Again, some will read this & say big wow-- what's the big deal? It's perspective from where this child has come from. Imagine your child is deaf & cannot lipread, now you try to give verbal directions to him/her as they remain unaffected & non-responsive-- that's where S-bear has come from. That's why I'm so excited & amazed. Not only that, but the things he is expressing now verbally is correct-- he's referring to himself as I/my rather than his name in third person. It's all in there inside his head-- he's been soaking it up & we are finally seeing who he is inside.

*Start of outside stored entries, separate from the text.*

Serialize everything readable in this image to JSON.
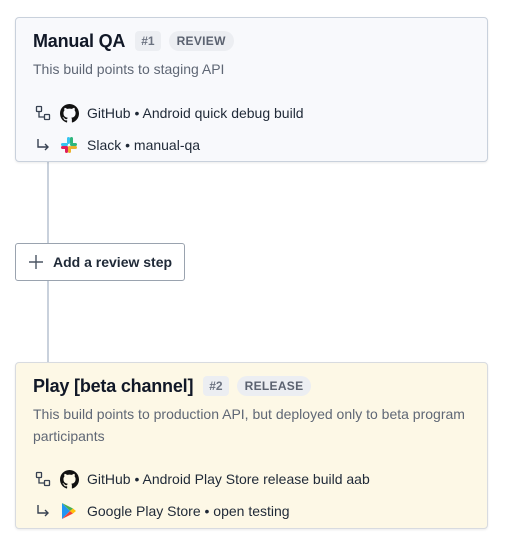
{
  "steps": [
    {
      "title": "Manual QA",
      "number": "#1",
      "type": "REVIEW",
      "description": "This build points to staging API",
      "source": {
        "icon": "github-icon",
        "text": "GitHub • Android quick debug build"
      },
      "destination": {
        "icon": "slack-icon",
        "text": "Slack • manual-qa"
      }
    },
    {
      "title": "Play [beta channel]",
      "number": "#2",
      "type": "RELEASE",
      "description": "This build points to production API, but deployed only to beta program participants",
      "source": {
        "icon": "github-icon",
        "text": "GitHub • Android Play Store release build aab"
      },
      "destination": {
        "icon": "google-play-icon",
        "text": "Google Play Store • open testing"
      }
    }
  ],
  "add_step": {
    "label": "Add a review step",
    "icon": "plus-icon"
  },
  "colors": {
    "review_card_bg": "#f8f9fc",
    "release_card_bg": "#fdf8e6",
    "border": "#c9d1dc",
    "badge_bg": "#eceef2"
  }
}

This is called recovery. I'm grateful & will keep working to achieve degrees of recovery for each child. People that believe it's not possible are disillusioned. Autism is much like brain injury-- recovery is possible & individual for each patient, there's just no gaurantees & it takes a lot of work. Whenever I feel so saturated & spent, I envision the rays of sunshine inside each of my children trying to shine to the outside. I will never give up at trying to reach that light and their potential, & knowing who they are, b/c no matter how exhausted I am, they are moreso... no matter how stressed I am, so are they... recovering my babies is what I am to do now.

Even if they regress again, I will savor these victories if only in moments, hours or days & will try again. If it were your child what would you do?